We stand at a unique moment in history. We can decry the injustices and return to the same behaviors, structures and processes that led us here. Alternatively, we can commit to transformational change. You’ve signed the petition. What more are you willing to do?  Here are some immediate suggestions:


  1. Accept, as fact, that universities and their Faculty play a role in perpetuating structural racism, particularly in STEM where students of color face an unwelcoming academic culture (9; 10).

  2. Accept, as fact, that universities are not “level playing fields” or “merit-based” systems where all students have the same opportunity to succeed (11). Black/African American, Hispanics/Latinos, American Indians, Alaska Natives, and Pacific Islanders are more likely to be first-generation college students (12, 13, 14), have difficulty transitioning to college (15, 16) and struggle in the large, impersonal, didactic lecture courses frequently used in STEM (17, 18, 19). Until we approach higher education with a focus on equity in learning, we will perpetuate the impacts of structural racism.

  3. Stop deflecting blame. Yes, there are failures and inequities throughout our K-12 education system, but there are innovative pedagogical models (7) and programs (8, 20) that allow students to transcend these challenges. They just aren’t widely used. Yes, there are problems with the tenure/promotion policies in our institutions (21).
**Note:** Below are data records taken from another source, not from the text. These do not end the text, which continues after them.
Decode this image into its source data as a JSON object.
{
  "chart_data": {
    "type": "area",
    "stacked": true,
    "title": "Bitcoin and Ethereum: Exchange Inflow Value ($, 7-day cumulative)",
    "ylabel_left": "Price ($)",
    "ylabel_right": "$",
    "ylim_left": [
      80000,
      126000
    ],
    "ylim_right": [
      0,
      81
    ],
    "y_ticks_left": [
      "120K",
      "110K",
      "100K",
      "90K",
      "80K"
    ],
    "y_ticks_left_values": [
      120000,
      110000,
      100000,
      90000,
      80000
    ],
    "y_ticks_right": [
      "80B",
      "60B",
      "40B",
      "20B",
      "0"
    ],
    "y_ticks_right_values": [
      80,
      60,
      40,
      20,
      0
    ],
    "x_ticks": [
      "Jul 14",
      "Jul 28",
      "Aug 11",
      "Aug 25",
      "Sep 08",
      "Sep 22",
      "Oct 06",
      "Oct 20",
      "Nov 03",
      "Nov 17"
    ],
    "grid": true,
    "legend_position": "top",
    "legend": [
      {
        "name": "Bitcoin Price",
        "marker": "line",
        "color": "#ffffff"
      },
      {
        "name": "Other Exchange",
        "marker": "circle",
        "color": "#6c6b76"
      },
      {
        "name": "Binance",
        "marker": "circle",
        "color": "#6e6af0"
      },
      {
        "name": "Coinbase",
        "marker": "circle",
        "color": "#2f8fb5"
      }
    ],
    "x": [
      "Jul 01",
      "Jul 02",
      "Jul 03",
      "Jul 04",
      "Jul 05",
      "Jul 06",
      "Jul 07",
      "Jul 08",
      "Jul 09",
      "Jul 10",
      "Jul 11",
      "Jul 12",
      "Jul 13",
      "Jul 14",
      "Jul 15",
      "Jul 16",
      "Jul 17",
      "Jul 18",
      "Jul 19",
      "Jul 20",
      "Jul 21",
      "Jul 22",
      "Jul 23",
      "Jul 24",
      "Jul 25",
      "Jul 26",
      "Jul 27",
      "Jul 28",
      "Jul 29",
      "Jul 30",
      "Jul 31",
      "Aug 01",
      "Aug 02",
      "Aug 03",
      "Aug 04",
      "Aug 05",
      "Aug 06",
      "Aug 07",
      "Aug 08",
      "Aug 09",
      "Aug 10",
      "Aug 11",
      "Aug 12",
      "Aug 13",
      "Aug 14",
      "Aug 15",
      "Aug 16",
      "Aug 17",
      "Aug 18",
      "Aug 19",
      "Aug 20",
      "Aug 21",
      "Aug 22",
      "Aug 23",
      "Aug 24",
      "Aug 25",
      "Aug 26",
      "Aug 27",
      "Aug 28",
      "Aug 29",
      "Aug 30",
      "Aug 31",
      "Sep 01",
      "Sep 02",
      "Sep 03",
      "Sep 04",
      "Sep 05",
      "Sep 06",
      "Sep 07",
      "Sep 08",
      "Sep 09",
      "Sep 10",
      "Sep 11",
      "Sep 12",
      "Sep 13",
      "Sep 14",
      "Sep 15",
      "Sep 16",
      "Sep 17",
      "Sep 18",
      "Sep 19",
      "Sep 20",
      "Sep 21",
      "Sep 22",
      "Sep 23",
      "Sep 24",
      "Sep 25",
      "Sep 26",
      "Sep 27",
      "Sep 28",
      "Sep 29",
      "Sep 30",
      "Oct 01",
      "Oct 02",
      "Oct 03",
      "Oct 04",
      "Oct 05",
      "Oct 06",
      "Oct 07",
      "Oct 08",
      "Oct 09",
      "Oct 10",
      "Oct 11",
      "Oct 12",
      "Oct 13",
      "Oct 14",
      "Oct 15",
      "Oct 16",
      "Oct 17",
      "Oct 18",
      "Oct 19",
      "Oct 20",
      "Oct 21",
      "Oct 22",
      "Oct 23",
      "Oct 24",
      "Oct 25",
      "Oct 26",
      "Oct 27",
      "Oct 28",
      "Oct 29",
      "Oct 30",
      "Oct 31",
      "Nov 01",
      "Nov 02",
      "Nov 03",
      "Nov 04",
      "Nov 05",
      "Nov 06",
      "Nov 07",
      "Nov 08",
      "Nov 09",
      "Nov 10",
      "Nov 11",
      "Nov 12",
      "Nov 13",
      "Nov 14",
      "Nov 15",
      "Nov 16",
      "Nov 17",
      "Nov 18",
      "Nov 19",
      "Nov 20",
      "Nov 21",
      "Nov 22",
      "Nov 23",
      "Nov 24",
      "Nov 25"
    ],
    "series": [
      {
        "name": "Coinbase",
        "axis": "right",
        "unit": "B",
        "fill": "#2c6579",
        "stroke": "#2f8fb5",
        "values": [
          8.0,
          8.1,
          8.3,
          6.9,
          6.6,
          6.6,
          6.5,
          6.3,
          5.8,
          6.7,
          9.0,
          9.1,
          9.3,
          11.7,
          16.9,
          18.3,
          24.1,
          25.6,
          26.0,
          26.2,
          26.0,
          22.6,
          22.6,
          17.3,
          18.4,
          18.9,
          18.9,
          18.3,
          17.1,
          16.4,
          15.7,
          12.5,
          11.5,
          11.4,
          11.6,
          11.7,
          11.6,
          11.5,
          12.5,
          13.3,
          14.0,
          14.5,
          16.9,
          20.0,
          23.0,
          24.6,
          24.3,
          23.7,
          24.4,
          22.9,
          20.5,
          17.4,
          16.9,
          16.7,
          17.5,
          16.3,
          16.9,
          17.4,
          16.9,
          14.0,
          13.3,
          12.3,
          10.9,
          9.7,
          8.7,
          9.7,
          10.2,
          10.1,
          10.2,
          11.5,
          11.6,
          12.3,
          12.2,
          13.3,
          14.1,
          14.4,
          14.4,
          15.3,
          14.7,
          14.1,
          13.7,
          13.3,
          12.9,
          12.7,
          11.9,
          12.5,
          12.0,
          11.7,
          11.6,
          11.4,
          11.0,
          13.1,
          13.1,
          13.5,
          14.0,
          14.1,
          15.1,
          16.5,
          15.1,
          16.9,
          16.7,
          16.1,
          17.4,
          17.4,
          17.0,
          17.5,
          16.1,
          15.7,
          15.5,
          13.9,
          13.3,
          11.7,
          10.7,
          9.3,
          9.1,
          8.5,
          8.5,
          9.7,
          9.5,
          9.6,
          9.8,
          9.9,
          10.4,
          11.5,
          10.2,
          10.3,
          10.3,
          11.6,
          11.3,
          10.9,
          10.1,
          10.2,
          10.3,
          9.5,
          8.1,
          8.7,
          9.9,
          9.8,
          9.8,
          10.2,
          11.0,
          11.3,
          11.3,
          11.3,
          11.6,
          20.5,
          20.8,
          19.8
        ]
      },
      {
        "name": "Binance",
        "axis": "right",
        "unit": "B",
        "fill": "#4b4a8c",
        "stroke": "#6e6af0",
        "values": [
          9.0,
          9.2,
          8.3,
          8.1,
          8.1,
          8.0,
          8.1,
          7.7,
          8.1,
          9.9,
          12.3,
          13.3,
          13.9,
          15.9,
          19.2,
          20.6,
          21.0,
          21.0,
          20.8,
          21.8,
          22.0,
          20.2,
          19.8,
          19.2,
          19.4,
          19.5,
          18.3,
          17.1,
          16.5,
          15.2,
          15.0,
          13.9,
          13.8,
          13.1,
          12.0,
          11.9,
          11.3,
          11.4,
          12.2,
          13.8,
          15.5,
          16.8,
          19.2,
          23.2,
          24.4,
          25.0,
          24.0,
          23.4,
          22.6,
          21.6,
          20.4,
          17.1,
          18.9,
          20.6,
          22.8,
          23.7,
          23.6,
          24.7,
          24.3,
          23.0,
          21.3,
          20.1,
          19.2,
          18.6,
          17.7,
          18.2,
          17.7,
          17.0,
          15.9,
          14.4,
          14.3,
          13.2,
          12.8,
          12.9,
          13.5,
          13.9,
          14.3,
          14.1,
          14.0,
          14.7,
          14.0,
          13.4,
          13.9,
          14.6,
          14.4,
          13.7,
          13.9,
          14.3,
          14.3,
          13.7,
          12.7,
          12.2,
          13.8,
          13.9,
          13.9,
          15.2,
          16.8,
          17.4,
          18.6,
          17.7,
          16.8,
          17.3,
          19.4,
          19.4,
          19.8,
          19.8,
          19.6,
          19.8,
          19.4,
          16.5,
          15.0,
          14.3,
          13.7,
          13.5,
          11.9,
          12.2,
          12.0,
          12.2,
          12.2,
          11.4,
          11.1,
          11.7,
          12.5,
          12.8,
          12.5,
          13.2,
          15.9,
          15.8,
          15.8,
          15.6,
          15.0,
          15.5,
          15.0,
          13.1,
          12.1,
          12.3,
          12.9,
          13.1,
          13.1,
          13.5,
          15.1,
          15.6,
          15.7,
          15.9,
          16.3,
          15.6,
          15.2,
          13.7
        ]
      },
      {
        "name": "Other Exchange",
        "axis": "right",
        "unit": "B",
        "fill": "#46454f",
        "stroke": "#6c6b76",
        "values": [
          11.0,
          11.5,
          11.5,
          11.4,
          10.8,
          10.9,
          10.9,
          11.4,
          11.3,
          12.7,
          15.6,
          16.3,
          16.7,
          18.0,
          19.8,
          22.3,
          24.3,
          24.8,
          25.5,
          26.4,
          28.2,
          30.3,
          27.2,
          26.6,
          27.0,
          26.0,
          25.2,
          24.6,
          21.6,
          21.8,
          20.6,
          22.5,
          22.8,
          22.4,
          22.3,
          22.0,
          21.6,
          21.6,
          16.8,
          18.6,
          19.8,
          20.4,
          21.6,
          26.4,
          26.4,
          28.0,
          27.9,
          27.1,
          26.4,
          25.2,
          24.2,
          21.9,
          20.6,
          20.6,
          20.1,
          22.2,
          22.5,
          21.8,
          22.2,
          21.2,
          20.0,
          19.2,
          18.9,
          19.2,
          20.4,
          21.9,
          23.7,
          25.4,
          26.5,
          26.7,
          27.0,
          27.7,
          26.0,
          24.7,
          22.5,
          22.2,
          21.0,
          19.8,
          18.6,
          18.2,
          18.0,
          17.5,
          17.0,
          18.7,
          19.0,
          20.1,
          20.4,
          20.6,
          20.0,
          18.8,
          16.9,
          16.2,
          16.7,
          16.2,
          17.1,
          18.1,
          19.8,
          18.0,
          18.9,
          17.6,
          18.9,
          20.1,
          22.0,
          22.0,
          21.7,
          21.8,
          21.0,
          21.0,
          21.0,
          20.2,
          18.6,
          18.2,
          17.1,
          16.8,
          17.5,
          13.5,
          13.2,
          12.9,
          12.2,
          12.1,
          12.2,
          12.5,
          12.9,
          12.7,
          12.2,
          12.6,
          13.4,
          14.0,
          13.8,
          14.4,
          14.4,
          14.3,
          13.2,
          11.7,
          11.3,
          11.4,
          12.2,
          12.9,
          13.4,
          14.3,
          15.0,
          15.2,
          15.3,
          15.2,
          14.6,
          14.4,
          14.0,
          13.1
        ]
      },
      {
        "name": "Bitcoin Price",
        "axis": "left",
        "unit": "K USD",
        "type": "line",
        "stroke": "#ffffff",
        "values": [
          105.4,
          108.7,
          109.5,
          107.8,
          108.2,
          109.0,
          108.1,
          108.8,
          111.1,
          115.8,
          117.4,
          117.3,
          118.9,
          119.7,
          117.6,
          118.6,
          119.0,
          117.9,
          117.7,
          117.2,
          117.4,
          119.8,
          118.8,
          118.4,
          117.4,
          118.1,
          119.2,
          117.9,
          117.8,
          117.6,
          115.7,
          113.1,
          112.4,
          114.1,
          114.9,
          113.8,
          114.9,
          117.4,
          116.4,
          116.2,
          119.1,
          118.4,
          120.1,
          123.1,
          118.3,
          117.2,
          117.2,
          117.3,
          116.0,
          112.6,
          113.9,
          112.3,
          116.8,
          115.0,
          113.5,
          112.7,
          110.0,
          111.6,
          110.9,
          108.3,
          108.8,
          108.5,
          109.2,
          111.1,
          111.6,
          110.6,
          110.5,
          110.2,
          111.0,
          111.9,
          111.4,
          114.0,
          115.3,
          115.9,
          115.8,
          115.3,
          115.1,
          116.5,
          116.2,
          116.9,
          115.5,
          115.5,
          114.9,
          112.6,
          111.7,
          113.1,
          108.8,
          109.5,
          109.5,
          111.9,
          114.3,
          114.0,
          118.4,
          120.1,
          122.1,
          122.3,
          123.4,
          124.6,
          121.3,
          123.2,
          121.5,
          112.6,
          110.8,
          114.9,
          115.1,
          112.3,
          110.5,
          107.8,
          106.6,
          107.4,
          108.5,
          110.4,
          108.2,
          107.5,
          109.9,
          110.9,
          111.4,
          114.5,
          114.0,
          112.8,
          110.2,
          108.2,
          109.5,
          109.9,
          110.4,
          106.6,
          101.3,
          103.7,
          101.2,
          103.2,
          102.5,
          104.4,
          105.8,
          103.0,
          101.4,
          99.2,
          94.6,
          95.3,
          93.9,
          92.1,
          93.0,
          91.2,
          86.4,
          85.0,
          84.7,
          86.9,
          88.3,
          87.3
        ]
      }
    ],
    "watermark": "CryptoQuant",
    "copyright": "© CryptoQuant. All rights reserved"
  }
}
We just choose not to fix them. 

  4. Apply the same rigor, creativity, and resourcefulness that you employ in your science to achieving equity and inclusion in your lab, department, institution, and field of study. It is a rare scientist that walks away from challenging science problems in their field, saying “there’s nothing I can do”—yet this is done on a daily basis across academia when confronting issues of diversity and equity. 

  5. Stop expecting faculty from marginalized populations to be the agents of change in your institution; those who aren’t marginalized are the most empowered to make change.  All faculty, not just faculty of color, should be active in recruiting and supporting diverse students. We aren’t inherently better at it—we just care enough to prioritize it. 

  6. Be transparent. In the tenure and promotion process, research areas pursued by minoritized faculty are often devalued (21), and “diversity work” is frequently dismissed as desirable, but ancillary to the core faculty mission (22). Such views are almost certainly never codified in any tenure and promotion guidelines, as they would likely be viewed as racist. Yet, such standards are routinely applied.

  7. Accept that being “not racist” isn’t enough. Changing university culture and making our institutions, and science at large, more equitable and inclusive will require being actively anti-racist. If you see something, say something. Allowing others to engage in discriminatory behavior without reproach can be even worse than the behavior itself as it normalizes these behaviors.

  8. Hold yourself accountable. Examine whether your courses have performance disparities between males and females, or between minoritized and non-minoritized students. Ask whether the gender and ethnic composition of students training in your lab is reflective of student demographics or society as a whole. If there are disparities, take actions to remedy them. 

  9. Hold others accountable. Tenure should demand excellence in research, teaching and service—not just research. Tenure should require meaningful contributions towards equity and inclusion. Women (23) and minoritized (24) faculty proceed more slowly through the tenure and promotion process than white male peers, not because they are less capable, but because of structural barriers that devalue their work disadvantage them in the tenure process (25). These processes were developed by those in the majority; those in the majority must dismantle them. 

  10. End the false dichotomy of “excellence or diversity”. Academia has become so competitive that we resort to counterproductive shortcuts focused on quantity and perceived journal quality (26). In this environment, any small difference between applicants can be viewed as a compromise on excellence. In reality, job applicants in many fields today must publish twice as much to secure a faculty position than applicants 20-30 years ago (27), so many CVs at this career stage far superior to those reviewing them.